Affirmant que les artisans tentent déjà de survivre avec des capitaux restreints, M. Palandöken a déclaré : « Leurs capitaux ne sont pas adaptés à cela. Il y a aussi des difficultés saisonnières. Ce n'est pas ainsi que l'on réduit l'inflation, il faut permettre aux artisans de vivre. L'artisan n'est pas un fardeau pour l'État, il crée de l'emploi. »
DES CHARGES FINANCIÈRES ÉLEVÉES PÈSENT SUR LES ARTISANS
M. Palandöken a souligné que les cotisations de sécurité sociale des artisans atteignent 120 000 TL par an, affirmant qu'il est impossible pour eux de respirer sous de telles charges financières.
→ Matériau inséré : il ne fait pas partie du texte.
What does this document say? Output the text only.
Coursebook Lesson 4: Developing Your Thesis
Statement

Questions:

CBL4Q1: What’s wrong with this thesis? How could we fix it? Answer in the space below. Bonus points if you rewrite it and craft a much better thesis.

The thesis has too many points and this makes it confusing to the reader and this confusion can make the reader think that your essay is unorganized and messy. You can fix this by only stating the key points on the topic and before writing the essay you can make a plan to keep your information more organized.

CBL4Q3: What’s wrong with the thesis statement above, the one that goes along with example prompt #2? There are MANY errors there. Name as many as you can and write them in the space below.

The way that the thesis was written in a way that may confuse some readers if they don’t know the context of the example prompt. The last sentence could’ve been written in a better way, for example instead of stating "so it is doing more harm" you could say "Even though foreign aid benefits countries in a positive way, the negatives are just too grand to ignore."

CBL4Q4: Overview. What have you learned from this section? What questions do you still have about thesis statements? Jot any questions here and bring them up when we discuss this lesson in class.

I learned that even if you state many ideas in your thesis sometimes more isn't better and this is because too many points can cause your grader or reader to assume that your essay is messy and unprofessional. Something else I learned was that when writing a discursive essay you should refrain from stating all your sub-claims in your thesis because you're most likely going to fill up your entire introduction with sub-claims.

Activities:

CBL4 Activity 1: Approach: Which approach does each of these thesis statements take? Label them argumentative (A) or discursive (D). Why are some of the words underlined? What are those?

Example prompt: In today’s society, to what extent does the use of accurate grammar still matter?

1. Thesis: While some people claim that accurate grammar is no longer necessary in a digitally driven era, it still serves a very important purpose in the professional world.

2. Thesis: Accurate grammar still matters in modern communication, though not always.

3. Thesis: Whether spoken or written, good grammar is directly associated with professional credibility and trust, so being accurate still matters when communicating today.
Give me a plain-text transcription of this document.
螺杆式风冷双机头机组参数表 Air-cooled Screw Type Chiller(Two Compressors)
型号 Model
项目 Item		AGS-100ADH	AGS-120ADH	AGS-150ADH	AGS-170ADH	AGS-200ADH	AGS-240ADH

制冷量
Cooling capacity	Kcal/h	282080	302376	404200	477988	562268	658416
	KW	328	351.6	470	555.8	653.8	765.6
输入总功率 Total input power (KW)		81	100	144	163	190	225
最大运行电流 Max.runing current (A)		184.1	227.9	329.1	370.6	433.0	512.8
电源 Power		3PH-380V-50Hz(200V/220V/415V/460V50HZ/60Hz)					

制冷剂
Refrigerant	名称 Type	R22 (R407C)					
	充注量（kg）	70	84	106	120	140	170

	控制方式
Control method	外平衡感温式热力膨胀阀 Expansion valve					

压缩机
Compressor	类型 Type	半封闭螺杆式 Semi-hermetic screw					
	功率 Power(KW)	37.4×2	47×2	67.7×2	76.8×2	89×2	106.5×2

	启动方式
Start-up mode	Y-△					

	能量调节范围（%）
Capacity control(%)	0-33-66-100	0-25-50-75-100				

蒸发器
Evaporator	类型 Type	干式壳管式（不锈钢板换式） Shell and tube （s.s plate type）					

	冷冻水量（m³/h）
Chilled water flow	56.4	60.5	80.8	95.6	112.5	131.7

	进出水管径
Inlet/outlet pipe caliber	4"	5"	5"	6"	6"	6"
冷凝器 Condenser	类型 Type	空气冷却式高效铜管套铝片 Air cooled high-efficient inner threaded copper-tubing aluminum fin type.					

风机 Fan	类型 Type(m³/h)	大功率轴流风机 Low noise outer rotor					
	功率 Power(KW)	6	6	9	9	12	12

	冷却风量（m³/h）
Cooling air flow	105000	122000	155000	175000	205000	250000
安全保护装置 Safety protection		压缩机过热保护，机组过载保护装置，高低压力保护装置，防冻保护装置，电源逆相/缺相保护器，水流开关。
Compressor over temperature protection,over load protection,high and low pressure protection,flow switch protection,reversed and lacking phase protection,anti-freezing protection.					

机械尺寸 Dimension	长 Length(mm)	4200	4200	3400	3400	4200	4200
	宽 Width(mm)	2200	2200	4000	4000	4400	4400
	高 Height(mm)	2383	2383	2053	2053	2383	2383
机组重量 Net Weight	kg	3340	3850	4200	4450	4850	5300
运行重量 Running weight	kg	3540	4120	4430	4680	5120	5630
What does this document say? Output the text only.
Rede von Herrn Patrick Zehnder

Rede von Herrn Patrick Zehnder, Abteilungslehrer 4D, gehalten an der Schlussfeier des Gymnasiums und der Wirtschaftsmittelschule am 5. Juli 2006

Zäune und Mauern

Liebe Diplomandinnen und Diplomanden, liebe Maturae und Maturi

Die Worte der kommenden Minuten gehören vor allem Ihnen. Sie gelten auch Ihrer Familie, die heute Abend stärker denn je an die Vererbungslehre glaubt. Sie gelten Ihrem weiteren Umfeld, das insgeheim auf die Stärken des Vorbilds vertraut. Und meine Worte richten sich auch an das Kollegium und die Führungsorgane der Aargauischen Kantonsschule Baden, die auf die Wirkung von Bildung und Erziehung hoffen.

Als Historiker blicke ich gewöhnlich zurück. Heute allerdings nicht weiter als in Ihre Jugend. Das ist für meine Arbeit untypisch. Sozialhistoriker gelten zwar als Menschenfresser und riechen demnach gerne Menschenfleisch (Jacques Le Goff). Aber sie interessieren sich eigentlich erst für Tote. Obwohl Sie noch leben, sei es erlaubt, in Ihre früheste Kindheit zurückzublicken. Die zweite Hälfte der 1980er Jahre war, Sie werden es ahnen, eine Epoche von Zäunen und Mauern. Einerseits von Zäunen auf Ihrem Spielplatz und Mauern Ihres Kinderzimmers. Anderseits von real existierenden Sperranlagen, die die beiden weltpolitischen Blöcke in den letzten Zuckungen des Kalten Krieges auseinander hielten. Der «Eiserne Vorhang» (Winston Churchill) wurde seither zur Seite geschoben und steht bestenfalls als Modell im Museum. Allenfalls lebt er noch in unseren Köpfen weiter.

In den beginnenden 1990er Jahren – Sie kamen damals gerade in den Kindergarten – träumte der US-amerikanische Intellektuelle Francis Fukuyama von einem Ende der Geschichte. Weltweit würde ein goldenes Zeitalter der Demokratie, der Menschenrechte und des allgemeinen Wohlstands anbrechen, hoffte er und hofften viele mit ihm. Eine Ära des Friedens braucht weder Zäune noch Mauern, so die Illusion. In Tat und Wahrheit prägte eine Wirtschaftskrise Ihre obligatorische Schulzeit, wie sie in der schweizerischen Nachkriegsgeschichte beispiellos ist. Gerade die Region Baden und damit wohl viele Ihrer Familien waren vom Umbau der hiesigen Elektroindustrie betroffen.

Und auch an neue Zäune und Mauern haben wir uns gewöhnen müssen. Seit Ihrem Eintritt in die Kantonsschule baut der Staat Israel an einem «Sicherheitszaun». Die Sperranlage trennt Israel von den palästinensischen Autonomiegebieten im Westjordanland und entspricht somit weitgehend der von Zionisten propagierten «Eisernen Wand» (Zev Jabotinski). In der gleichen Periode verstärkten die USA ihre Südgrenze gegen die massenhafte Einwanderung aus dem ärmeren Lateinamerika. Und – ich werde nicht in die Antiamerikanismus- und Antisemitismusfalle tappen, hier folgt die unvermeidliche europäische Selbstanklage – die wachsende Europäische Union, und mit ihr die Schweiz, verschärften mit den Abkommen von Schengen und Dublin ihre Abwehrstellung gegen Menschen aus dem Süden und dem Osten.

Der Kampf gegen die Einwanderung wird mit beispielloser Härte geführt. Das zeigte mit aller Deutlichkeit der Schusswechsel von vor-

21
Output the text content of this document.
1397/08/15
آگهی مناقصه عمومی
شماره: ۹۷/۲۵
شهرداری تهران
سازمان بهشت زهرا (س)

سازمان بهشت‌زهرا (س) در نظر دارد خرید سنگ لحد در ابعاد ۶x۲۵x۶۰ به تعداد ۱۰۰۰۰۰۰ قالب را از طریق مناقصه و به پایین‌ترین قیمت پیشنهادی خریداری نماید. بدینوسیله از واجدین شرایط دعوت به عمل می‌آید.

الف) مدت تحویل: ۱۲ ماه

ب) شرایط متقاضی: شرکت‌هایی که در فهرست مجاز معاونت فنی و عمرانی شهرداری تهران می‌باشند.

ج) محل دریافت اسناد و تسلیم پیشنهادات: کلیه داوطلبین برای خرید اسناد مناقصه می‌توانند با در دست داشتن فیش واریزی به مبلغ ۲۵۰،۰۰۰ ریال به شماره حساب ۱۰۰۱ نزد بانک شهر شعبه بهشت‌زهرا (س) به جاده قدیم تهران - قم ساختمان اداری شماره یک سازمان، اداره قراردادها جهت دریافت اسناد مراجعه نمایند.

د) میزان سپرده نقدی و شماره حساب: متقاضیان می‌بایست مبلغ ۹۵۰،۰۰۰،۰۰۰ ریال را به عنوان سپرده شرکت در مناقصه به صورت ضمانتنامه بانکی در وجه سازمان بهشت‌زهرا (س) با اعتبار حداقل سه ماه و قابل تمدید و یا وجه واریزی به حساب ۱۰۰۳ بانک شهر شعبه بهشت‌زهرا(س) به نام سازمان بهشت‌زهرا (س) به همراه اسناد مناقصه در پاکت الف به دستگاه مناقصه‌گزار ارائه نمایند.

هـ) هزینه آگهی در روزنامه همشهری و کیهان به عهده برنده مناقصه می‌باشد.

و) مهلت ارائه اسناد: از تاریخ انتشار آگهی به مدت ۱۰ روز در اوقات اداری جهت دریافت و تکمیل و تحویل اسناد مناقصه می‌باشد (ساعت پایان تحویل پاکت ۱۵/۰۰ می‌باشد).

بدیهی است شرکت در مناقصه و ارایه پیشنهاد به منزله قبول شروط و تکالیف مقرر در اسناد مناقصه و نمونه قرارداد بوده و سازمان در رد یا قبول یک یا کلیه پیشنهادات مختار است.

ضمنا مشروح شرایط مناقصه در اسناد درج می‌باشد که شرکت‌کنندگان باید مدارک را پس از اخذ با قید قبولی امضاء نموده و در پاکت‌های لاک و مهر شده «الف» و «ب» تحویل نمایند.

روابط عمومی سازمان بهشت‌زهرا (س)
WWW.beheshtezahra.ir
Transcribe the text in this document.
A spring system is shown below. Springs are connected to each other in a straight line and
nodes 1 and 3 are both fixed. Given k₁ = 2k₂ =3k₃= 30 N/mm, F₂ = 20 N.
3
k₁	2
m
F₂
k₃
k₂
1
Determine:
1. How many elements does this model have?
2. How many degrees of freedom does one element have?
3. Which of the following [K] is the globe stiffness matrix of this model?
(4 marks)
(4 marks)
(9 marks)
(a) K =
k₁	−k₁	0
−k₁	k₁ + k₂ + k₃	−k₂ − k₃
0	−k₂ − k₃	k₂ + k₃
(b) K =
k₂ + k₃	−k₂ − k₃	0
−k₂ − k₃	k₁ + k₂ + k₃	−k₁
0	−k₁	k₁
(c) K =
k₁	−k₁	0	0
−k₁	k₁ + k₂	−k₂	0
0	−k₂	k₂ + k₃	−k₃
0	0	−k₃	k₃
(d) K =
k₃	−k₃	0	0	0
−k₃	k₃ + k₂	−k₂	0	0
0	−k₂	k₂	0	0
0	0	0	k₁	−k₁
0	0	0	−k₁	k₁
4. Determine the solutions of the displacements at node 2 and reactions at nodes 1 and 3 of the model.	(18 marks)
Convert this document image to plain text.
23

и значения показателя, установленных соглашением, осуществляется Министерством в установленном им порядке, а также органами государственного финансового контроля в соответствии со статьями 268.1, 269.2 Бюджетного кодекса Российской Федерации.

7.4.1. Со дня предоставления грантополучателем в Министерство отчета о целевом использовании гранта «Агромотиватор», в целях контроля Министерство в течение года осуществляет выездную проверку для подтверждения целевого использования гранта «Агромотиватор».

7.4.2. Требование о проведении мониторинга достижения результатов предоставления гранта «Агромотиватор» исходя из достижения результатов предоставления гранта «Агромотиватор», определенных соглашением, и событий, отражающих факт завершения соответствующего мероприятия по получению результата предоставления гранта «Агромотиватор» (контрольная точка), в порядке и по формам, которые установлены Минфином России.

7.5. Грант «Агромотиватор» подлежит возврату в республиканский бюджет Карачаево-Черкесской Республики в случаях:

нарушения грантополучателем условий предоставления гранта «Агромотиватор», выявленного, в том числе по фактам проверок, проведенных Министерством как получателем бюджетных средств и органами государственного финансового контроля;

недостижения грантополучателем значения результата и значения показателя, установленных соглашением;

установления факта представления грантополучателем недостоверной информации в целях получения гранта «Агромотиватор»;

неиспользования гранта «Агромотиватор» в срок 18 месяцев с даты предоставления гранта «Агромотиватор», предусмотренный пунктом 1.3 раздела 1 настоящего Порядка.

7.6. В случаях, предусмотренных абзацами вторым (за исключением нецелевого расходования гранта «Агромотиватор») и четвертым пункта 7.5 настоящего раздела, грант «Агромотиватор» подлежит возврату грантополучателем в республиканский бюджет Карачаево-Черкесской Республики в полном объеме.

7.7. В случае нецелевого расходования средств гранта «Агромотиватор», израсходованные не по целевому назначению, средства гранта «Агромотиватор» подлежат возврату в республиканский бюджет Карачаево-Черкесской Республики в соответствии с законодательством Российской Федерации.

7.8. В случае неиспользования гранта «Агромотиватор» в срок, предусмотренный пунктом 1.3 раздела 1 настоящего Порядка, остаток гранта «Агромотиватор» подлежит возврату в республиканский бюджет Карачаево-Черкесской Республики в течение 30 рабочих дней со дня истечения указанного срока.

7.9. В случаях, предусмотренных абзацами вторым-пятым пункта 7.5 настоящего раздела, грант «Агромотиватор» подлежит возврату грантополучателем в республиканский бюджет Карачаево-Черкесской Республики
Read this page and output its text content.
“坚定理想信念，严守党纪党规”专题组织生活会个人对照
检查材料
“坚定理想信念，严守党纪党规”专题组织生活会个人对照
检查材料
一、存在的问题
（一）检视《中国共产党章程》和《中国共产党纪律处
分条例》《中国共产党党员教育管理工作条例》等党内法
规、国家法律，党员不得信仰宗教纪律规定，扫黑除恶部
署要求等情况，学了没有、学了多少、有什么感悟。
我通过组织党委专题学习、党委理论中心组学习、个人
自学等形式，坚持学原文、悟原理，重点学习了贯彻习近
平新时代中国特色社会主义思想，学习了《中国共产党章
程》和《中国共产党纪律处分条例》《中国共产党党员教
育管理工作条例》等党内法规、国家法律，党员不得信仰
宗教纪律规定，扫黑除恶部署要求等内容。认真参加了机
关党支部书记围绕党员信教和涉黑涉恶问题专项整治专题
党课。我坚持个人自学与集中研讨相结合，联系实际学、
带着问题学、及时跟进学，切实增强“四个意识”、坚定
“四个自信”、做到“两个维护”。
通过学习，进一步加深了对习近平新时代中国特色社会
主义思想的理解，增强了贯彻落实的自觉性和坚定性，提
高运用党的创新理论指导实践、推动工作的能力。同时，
Il a précisé que si les artisans ne peuvent pas remplir leurs obligations financières, ces charges finiront par peser sur l'État.
MANQUE DE CONCERTATION DANS LES RÉGLEMENTATIONS FISCALES
Déclarant que les nouvelles réglementations ont été préparées sans consultation suffisante avec les représentants des artisans, M. Palandöken a ajouté : « Les décisions doivent être prises en concertation avec notre Confédération et les chambres professionnelles. L'approche du "j'ai décidé, c'est fait" crée de la méfiance et engendre une stagnation du marché. »
Exprimant que les pratiques de saisie électronique (e-haciz) mettent les artisans en difficulté, M. Palandöken a déclaré : « L'artisan veut vendre ses produits mais ne peut pas accéder à son argent. Ses comptes sont bloqués instantanément. Cela les pousse à la détresse. »
DES MESURES D'URGENCE DOIVENT ÊTRE PRISES POUR LES ARTISANS
Insistant sur la nécessité de prendre des mesures d'urgence pour les artisans qui luttent contre les difficultés économiques, M. Palandöken a déclaré : « Sinon, 250 000 à 300 000 entreprises pourraient fermer. Les artisans sont un segment qui fait tourner les rouages de l'économie et crée son propre emploi. »
« UNE SOLUTION DOIT ÊTRE TROUVÉE À CETTE PRATIQUE INJUSTE »
Précisant que les procédures de saisie commencent avant même que l'argent ne soit entre les mains des artisans, M. Palandöken a conclu : « Cette pratique injuste doit être résolue. Nous croyons que cette question sera réglée grâce aux instructions que notre Président donnera au ministère des Finances. »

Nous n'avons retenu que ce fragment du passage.